There does however seem to be a growing response from business, and conversations about coming to that response are a driving force behind our long-standing participation in the Climate Leadership Conference. Carbon neutrality is becoming a standard business practice. Microsoft is carbon-neutral, as are MetLife, Lyft, Salesforce, Google, and BCG. And it’s not just for the big corporates or West Coast entrepreneurs. Startups (Diamond Foundry) and small-(Burt’s Bees) and medium-size companies (Fetzer Vineyards) are carbon-neutral, and even countries like Costa Rica, the UK, and Finland have made bold commitments.

These carbon-neutral programs mean organizations are delivering action now. And that speed is critical. While big technological solutions may be on the way, we do not have time to sit and wait. These organizations are measuring the greenhouse gas emissions for operating their business, manufacturing a product, holding an event, or running a country and reducing it to zero. They are doing that by making their businesses more operationally efficient, using renewable energy, and financing external emission reduction projects: carbon offsetting.

As Patrick Flynn, sustainability lead at Salesforce, noted recently “Winning slowly is the same as losing.”

Carbon neutrality is the baseline action for me: it marks the inflection point at which a company stops running “business as usual” and commits to the required low-carbon future. It enables business to account for carbon in its strategic planning, not as a shadow price—a hypothetical—but with a real price. When you measure your emissions and reduce them to zero through external instruments, you have an actual dollar value per ton of carbon dioxide equivalent.

The impact of those external projects is not just about enabling a company to meet its carbon neutral goal. The just transition to a low carbon economy means it’s not only that the wealthy get to live in a clean environment, driving electric vehicles to renewable energy-powered, air-conditioned homes. Climate change is going to impact the most vulnerable people on our planet the hardest, and they are the least equipped to be able to handle it. Three billion people cook over open biomass fires. They should all have access to efficient cookstoves, and carbon finance can support that transition—probably far more cost-effectively than building a resiliency dam in Palo Alto.

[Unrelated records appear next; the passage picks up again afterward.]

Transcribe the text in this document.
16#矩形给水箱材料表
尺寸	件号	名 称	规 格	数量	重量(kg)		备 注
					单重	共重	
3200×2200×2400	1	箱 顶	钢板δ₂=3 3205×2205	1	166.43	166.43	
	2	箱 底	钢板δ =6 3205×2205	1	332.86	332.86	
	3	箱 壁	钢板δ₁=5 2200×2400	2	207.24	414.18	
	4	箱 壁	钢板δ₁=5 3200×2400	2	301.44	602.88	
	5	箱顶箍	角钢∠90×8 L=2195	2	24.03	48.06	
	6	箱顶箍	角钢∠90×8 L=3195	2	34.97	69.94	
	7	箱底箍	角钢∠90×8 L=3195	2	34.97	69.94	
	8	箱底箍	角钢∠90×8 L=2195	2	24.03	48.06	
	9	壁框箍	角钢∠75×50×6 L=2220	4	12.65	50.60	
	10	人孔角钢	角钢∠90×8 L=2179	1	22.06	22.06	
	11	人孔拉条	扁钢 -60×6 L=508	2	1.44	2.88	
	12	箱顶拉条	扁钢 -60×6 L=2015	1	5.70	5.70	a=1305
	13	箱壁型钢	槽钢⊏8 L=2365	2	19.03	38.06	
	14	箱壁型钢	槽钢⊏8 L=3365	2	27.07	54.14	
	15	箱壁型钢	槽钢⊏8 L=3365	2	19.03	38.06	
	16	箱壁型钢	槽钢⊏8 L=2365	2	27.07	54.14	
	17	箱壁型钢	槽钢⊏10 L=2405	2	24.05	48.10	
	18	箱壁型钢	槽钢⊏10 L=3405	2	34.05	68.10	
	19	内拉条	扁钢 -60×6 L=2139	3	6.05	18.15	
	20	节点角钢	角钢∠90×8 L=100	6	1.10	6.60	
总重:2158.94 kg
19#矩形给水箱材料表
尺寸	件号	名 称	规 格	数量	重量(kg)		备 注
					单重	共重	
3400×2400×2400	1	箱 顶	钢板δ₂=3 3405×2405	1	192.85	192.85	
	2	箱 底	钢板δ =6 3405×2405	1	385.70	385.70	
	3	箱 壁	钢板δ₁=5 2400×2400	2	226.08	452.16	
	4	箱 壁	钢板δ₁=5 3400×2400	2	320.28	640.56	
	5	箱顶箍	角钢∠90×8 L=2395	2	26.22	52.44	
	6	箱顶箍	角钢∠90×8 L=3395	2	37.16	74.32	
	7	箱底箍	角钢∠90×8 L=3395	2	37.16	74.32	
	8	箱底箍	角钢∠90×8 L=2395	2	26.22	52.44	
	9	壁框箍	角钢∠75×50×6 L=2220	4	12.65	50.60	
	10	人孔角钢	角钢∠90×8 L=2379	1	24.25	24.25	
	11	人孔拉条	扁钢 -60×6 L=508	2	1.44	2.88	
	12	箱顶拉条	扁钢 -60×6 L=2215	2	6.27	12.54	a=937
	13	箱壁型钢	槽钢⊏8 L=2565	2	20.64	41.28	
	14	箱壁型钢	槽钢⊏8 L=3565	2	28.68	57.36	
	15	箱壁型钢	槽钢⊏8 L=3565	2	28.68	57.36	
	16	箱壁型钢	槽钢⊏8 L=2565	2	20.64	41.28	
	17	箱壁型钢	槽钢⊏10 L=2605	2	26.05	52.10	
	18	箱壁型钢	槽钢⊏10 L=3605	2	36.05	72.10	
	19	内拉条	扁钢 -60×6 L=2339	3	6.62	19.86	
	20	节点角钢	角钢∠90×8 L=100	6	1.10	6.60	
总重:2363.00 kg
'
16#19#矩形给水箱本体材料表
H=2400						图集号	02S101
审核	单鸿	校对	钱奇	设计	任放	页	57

Often I hear, “First we’ll get our own house in order, and then we’ll do the remainder, and finally, we’ll offset as a last resort.” This approach misses the fundamental value of carbon offsetting: financing the transition to low-carbon technologies. “Technologies” can mean a ceramic water filter so that homes can avoid waterborne disease without boiling water on open fires, it can be a solar light that is charged at school to encourage children to attend and taken home so they can do their homework, or it can be a program to conserve forests and grasslands that store so much carbon.

And that is one of the major opportunities of the carbon markets: the value to communities, households, and ecosystems through impacts that can be qualified, and increasingly quantified, as positive outcomes towards achieving the UN’s Sustainable Development Goals.

I arrived in California over 20 years ago, armed with a scientist’s reductionist approach to solving problems: isolate, hypothesize, test, and analyze. With what we know now, that piecemeal approach to reducing emissions is a completely inadequate response. Carbon neutrality is enabling us to use a systems-thinking approach which can take us a step closer to transformation.

Saskia Feast Ph.D. is a board member of Presidio Graduate School and VP Western Region at Natural Capital Partners. The latest version of Natural Capital Partners’ CarbonNeutral Protocol launched in January 2020.

Natural Capital Partners is the Climate Impact Sponsor for the 2020 Climate Leadership Conference.